The stories featured in Wild Hope will inspire audiences worldwide to discover, elevate, and support efforts of real conservation success. The modern crisis of biodiversity loss is massive, but the solutions are working — and these stories inspire hope that biodiversity can and will be restored.
These values are exceptionally important for today’s students: a generation where despair and ‘eco-anxiety’ are far-too-commonly the dominant discourse.

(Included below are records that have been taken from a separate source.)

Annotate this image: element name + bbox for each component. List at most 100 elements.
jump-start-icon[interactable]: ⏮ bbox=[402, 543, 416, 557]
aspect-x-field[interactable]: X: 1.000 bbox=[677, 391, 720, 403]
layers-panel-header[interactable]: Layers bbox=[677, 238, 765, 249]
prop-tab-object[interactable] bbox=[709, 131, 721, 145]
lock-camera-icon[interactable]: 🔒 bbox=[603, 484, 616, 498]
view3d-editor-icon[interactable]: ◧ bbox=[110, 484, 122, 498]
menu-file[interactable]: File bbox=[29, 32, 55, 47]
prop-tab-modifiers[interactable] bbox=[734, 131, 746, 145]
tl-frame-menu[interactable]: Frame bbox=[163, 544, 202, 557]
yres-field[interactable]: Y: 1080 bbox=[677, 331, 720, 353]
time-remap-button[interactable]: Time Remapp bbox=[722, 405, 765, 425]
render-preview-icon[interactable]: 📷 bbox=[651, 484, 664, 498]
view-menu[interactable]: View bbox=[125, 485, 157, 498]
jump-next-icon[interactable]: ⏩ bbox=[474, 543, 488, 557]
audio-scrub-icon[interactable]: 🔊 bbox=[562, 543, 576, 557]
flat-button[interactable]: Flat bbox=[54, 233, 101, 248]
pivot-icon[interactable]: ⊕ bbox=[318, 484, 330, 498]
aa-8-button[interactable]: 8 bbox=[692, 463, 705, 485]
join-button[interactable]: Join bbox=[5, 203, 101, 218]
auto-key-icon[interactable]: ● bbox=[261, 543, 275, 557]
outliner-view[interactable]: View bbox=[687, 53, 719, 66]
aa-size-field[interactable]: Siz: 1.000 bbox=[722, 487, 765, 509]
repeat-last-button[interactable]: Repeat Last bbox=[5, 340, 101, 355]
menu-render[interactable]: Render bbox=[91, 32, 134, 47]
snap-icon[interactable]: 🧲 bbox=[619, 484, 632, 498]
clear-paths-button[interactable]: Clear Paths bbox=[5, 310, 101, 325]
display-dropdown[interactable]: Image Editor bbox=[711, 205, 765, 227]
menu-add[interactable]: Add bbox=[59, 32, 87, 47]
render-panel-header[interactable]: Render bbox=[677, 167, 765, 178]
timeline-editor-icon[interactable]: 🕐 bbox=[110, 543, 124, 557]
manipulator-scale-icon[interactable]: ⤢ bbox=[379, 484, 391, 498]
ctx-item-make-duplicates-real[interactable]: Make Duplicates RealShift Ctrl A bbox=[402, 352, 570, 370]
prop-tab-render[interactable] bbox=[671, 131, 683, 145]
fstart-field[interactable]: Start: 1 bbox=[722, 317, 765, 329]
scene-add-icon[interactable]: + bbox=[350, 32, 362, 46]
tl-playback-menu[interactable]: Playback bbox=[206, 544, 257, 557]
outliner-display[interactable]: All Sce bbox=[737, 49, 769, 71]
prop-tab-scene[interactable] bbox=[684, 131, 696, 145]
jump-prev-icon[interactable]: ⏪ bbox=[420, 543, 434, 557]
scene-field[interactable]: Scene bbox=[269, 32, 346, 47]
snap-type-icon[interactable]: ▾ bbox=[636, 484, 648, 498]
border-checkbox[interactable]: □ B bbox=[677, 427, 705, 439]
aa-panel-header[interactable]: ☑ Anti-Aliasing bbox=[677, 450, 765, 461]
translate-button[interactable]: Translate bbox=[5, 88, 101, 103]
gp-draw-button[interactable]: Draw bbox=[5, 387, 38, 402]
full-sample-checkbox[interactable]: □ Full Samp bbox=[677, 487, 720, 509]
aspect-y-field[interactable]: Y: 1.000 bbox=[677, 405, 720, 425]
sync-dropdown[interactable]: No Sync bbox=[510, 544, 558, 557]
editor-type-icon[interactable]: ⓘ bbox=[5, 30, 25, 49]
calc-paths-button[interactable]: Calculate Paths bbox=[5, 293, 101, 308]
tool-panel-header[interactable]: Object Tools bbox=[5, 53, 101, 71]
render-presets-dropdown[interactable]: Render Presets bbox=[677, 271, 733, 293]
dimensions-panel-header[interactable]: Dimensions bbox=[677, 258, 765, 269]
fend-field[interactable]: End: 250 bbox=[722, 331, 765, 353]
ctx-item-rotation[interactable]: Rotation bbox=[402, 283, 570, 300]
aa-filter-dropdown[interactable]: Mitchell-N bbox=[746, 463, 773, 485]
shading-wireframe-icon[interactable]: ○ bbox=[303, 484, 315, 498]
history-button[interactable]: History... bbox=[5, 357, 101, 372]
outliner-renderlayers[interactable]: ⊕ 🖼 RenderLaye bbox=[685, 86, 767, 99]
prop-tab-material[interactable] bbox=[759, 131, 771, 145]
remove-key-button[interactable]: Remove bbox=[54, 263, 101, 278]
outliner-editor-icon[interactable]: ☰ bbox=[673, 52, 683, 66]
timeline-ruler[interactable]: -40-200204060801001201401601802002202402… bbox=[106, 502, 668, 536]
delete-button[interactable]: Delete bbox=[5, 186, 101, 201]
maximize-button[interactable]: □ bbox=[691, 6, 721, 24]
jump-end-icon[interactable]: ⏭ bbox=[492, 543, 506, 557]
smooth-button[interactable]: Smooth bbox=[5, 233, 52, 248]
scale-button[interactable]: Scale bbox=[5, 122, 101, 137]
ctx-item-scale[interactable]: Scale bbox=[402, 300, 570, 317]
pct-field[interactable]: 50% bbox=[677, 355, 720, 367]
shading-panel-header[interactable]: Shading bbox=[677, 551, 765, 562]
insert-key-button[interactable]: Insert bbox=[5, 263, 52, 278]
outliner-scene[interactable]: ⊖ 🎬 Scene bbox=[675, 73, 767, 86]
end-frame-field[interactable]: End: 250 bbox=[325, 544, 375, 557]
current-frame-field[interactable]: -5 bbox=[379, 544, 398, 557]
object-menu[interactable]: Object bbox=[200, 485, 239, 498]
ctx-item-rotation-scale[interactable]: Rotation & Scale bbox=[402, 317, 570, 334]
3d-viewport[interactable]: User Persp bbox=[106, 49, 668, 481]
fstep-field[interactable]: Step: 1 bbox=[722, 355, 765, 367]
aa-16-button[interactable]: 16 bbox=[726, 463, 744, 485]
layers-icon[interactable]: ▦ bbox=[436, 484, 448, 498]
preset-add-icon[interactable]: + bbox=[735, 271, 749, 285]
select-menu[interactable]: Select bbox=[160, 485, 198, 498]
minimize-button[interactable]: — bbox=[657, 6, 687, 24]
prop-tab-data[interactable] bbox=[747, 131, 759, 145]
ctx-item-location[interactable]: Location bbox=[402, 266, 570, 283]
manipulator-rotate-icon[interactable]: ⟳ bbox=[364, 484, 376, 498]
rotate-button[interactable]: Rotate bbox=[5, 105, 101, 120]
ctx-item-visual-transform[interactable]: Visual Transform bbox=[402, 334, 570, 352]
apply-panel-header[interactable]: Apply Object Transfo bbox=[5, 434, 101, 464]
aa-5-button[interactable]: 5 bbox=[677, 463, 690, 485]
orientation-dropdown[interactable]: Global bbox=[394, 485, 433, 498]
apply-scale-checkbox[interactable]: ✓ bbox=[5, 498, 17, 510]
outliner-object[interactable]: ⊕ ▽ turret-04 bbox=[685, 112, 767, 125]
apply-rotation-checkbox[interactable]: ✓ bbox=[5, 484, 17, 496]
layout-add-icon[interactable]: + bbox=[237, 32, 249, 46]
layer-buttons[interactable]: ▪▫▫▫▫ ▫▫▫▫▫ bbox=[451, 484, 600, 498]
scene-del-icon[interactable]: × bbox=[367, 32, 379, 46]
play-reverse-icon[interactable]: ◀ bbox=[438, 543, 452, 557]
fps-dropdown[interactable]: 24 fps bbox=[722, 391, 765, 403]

The teams behind Wild Hope have designed the program with educators and classrooms at the center of our efforts and paramount to the success of our movement.
Resources to bring Wild Hope into high-school and entry-collegiate classrooms were developed by our close partners at HHMI BioInteractive, a wildly-trusted and renowned platform for biology classroom resources:
- Educator Guides for each Wild Hope short film (also available on episode pages at both WildHope.tv and HHMI BioInteractive) that dive into key concepts in each story, scientific and cultural backgrounds, and targeted discussion questions about human-caused threats to biodiversity loss.
- The new classroom lesson Designing Solutions to Preserve Biodiversity: a collaborative activity spanning three to four 50-minute class periods where students use Wild Hope stories to explore major biodiversity threats and design, present, and refine solutions for preserving biodiversity.
- The new classroom lesson Analyzing Science Practices and Concepts in Wild Hope: an activity for a single 50-minute class period where students will identify and discuss the science practices and concepts aspects of science used by the people in a Wild Hope film.
All episodes of Wild Hope are available for free worldwide on this website or on YouTube, but exclusively for educational use, the films are also available for download as offline resources. Educators simply need to request those files by using this webform.
Our project aims to reveal how local action can spark powerful change and to provide a fresh dose of “worldwide hope” in an increasingly cynical landscape. Saving biodiversity begins in our own backyards and the solutions lie within everyone’s grasp.